State: former Hudson River-Black River Regulating District official mistakenly received retirement benefits

State: former Hudson River-Black River Regulating District official mistakenly received retirement benefits
Investigation (Source: MGN)

WATERTOWN, N.Y. (WWNY) - “Concerning” and “troubling.” That’s how the state describes the findings of its investigation into a former official with the Hudson River-Black River Regulating District.

The New York State Inspector General says the district’s former chief financial officer, Richard Ferrara, received more than $50,000 in wrongful retirement benefits when he left in October 2019 – and took no action to address the mistaken payout.

Ferrara served as CFO at HRBRRD from April 2005 until his retirement in October 2019. The inspector general’s investigation found that for the first six months of his tenure, Ferrara was working as a temporary contractor via CFO for Hire, LLC before being hired as an employee in October 2005.

The dates are important from a benefit perspective because employees hired prior to July 2005 are entitled to a payout of up to 100 days of unused sick leave upon retirement and do not have to contribute toward their health care insurance premiums during retirement.

Employees hired after July 2005 are not entitled to such a payout and must contribute 10 percent toward their health care insurance premiums during retirement.

The state says Ferrara was ineligible to receive certain retirement benefits. However, the inspector general found that Ferrara was mistakenly paid $51,082.58 in October 2019 for his sick leave accruals.

The state says Ferrara should have been aware that his payout was not permitted and did not notify HRBRRD of the error or return the money. Ferrara also declined to cooperate with the inspector general’s investigation.

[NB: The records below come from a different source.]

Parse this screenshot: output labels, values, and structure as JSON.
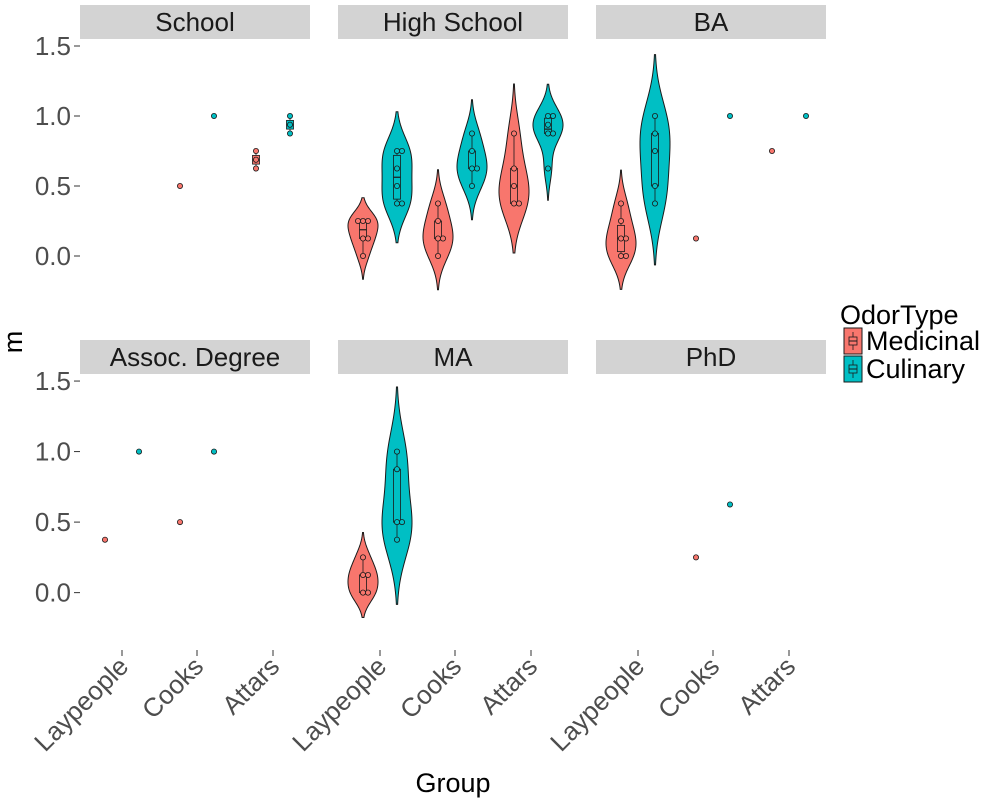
{
  "chart_data": {
    "type": "violin",
    "xlabel": "Group",
    "ylabel": "m",
    "ylim": [
      -0.35,
      1.55
    ],
    "yticks": [
      "0.0",
      "0.5",
      "1.0",
      "1.5"
    ],
    "categories": [
      "Laypeople",
      "Cooks",
      "Attars"
    ],
    "legend": {
      "title": "OdorType",
      "position": "right",
      "entries": [
        {
          "name": "Medicinal",
          "color": "#F8766D"
        },
        {
          "name": "Culinary",
          "color": "#00BFC4"
        }
      ]
    },
    "grid": false,
    "panels": [
      {
        "label": "School",
        "groups": [
          {
            "category": "Cooks",
            "odor": "Medicinal",
            "values": [
              0.5
            ]
          },
          {
            "category": "Cooks",
            "odor": "Culinary",
            "values": [
              1.0
            ]
          },
          {
            "category": "Attars",
            "odor": "Medicinal",
            "values": [
              0.625,
              0.6875,
              0.75
            ]
          },
          {
            "category": "Attars",
            "odor": "Culinary",
            "values": [
              0.875,
              0.9375,
              1.0
            ]
          }
        ]
      },
      {
        "label": "High School",
        "groups": [
          {
            "category": "Laypeople",
            "odor": "Medicinal",
            "values": [
              0.0,
              0.125,
              0.125,
              0.25,
              0.25,
              0.25
            ]
          },
          {
            "category": "Laypeople",
            "odor": "Culinary",
            "values": [
              0.375,
              0.375,
              0.5,
              0.625,
              0.75,
              0.75
            ]
          },
          {
            "category": "Cooks",
            "odor": "Medicinal",
            "values": [
              0.0,
              0.125,
              0.125,
              0.25,
              0.375
            ]
          },
          {
            "category": "Cooks",
            "odor": "Culinary",
            "values": [
              0.5,
              0.625,
              0.625,
              0.75,
              0.875
            ]
          },
          {
            "category": "Attars",
            "odor": "Medicinal",
            "values": [
              0.375,
              0.375,
              0.5,
              0.625,
              0.875
            ]
          },
          {
            "category": "Attars",
            "odor": "Culinary",
            "values": [
              0.625,
              0.875,
              0.875,
              0.9375,
              1.0,
              1.0
            ]
          }
        ]
      },
      {
        "label": "BA",
        "groups": [
          {
            "category": "Laypeople",
            "odor": "Medicinal",
            "values": [
              0.0,
              0.0,
              0.125,
              0.125,
              0.25,
              0.375
            ]
          },
          {
            "category": "Laypeople",
            "odor": "Culinary",
            "values": [
              0.375,
              0.5,
              0.75,
              0.875,
              1.0
            ]
          },
          {
            "category": "Cooks",
            "odor": "Medicinal",
            "values": [
              0.125
            ]
          },
          {
            "category": "Cooks",
            "odor": "Culinary",
            "values": [
              1.0
            ]
          },
          {
            "category": "Attars",
            "odor": "Medicinal",
            "values": [
              0.75
            ]
          },
          {
            "category": "Attars",
            "odor": "Culinary",
            "values": [
              1.0
            ]
          }
        ]
      },
      {
        "label": "Assoc. Degree",
        "groups": [
          {
            "category": "Laypeople",
            "odor": "Medicinal",
            "values": [
              0.375
            ]
          },
          {
            "category": "Laypeople",
            "odor": "Culinary",
            "values": [
              1.0
            ]
          },
          {
            "category": "Cooks",
            "odor": "Medicinal",
            "values": [
              0.5
            ]
          },
          {
            "category": "Cooks",
            "odor": "Culinary",
            "values": [
              1.0
            ]
          }
        ]
      },
      {
        "label": "MA",
        "groups": [
          {
            "category": "Laypeople",
            "odor": "Medicinal",
            "values": [
              0.0,
              0.0,
              0.125,
              0.125,
              0.25
            ]
          },
          {
            "category": "Laypeople",
            "odor": "Culinary",
            "values": [
              0.375,
              0.5,
              0.5,
              0.875,
              1.0
            ]
          }
        ]
      },
      {
        "label": "PhD",
        "groups": [
          {
            "category": "Cooks",
            "odor": "Medicinal",
            "values": [
              0.25
            ]
          },
          {
            "category": "Cooks",
            "odor": "Culinary",
            "values": [
              0.625
            ]
          }
        ]
      }
    ]
  }
}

“The former CFO’s actions in failing to acknowledge the wrongful payout, compounded by deficient checks and balances within the District, are troubling,” said Inspector General Tagliafierro in a prepared statement. “Our investigation found that a series of missteps led to this payout and outlined recommendations to ensure the District can continue its mission while adhering to fiscally responsible practices.”

The IG found the payout was calculated in error by an HRBRRD senior administrative assistant under the mistaken belief that Ferrara had been an actual employee – and not a contractor – in April 2005.

The miscalculated benefits were reviewed and approved by the HRBRRD’s executive director, the incoming CFO, and the board of directors.

“This lack of diligence by the Board in questioning Ferrara’s payout is concerning given that Ferrara had repeatedly petitioned the Board — most recently in June and October 2018 — seeking this revision and was repeatedly denied the payout of the value of his sick leave accruals and health care insurance coverage at no cost,” the report states.

The state said no one identified the mistaken payout, which was compounded by inaccurate personnel records, poor internal controls, and the recent hiring of staff who were unfamiliar with Ferrara’s prior work history.

The state also said HRBRRD erred when it allowed Ferrara to receive health care insurance without requiring him

to pay any portion of his premiums.

The IG made a number of recommendations which the HRBRRD accepted. The recommendations include taking action to recoup the money that Ferrara mistakenly received.

7 News was unable to reach Ferrara for comment.

The HRBRRD maintains reservoirs and regulates water flow in two watersheds in the Adirondacks: the Upper Hudson River, and the 125-mile Black River that empties into Lake Ontario.